Les Etats-Unis se doutent bien que personne ne les croit quand ils nient être pour quelque chose dans le sabotage des gazoducs russes Nord Stream en mer baltique fin septembre de l’année dernière. Ils l’ont fait il y a encore quelques jours après la sortie de l’enquête de Seymour Hersh, qui les en accuse explicitement, mais sur la base d’informations dont, en quelque sorte par définition, son auteur ne pouvait révéler la source. Facile dans ces conditions pour les autorités américaines de contester les faits tels que rapportés par le grand journaliste, aussi crédibles qu’ils soient en eux-mêmes. Il ne faut pas s’attendre d’ailleurs à ce que l’administration américaine actuelle les reconnaisse un jour. A cela une raison fondamentale : les faits en cause constituent un acte de guerre indéniable. Qui plus est, un acte de guerre non pas en temps ordinaire, mais en temps de guerre, ce qui précise davantage leur nature. Dans le contexte de la guerre actuelle, il reviendrait au même de reconnaître sa responsabilité dans le sabotage des Nord Stream et de se dire déjà en guerre avec la Russie. Or les Etats-Unis ne cessent d’affirmer le contraire, qu’ils ne sont pas en guerre contre la Russie, qu’ils ne font qu’aider un pays qui lui est en guerre avec elle.

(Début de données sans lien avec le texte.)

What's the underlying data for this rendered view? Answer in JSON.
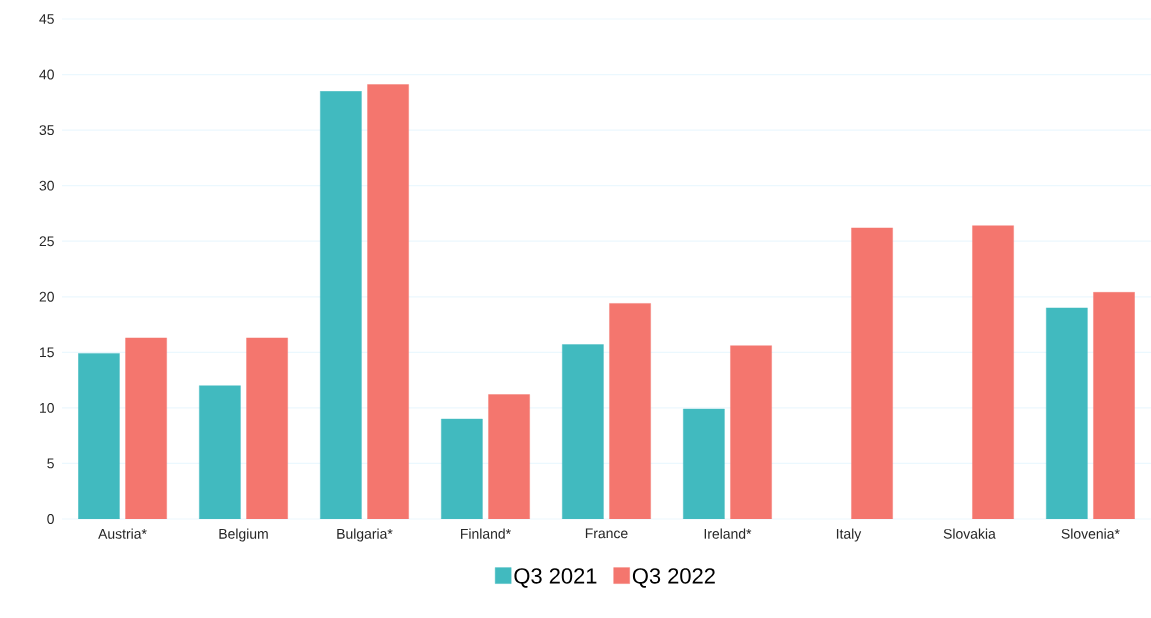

Ils seraient en guerre s’ils avaient des soldats qui en Ukraine se battaient contre des soldats russes, et en tuaient à l’occasion. Or cela n’est pas le cas. Cet argumentaire s’écroulerait s’ils admettaient avoir saboté les gazoducs russes en mer baltique, puisque dans ce cas-là au moins, ce serait avouer que ce sont des militaires américains qui avaient directement agi, sans aucun intermédiaire ukrainien ou autre. Bientôt une réunion du Conseil de sécurité doit se tenir, à la demande des Russes appuyés des Chinois, pour discuter la possibilité de désigner des avocats à la réputation d’impartialité bien établie ayant mandat d’enquêter sur les causes du sabotage en question, le fait lui-même ne faisant l’objet d’aucune contestation, et cela depuis le début. Les chances pour une résolution de ce genre d’être adoptée dans les règles ne sont pas grandes, pour ne pas dire minimes. Il n’empêche, il serait intéressant de voir quelle serait l’attitude des Etats-Unis, en particulier comment ils voteraient. S’ils votaient contre la résolution, ou si mieux encore, ils recouraient à leur droit de veto pour lui faire échec, ce serait pour eux une façon
d’avouer en l’occurrence leur culpabilité. Le plus probable est que le projet sera étouffé dans l’œuf. Il n’y aura pas d’enquête internationale dont les conclusions seront ou non en accord avec celles de Seymour Hersh. Pour autant, cette histoire n’est pas condamnée à passer par pertes et profits. Elle connaîtra une suite. Il arrivera un moment, il est vrai difficile à prévoir, mais peut-être pas aussi reculé qu’il peut sembler, où elle resurgira, sous une forme ou sous une autre. Tout dépendra à cet égard du tour que prendra la guerre en Ukraine. Si elle tourne à l’avantage de la Russie, le scénario le plus probable quoi qu’on dise, le prix qu’en paieront les Etats-Unis risque d’être d’autant plus élevé. Dans le cas contraire seulement, la Russie aura d’autres soucis que celui de se rendre justice pour le préjudice subi en mer baltique, hors du champ de bataille, et dans son dos. Elle n’aura pas besoin pour cela d’un prétexte, puisqu’il y a mieux : une déclaration de guerre qui lui est déjà faite, qui attend d’être prise en considération.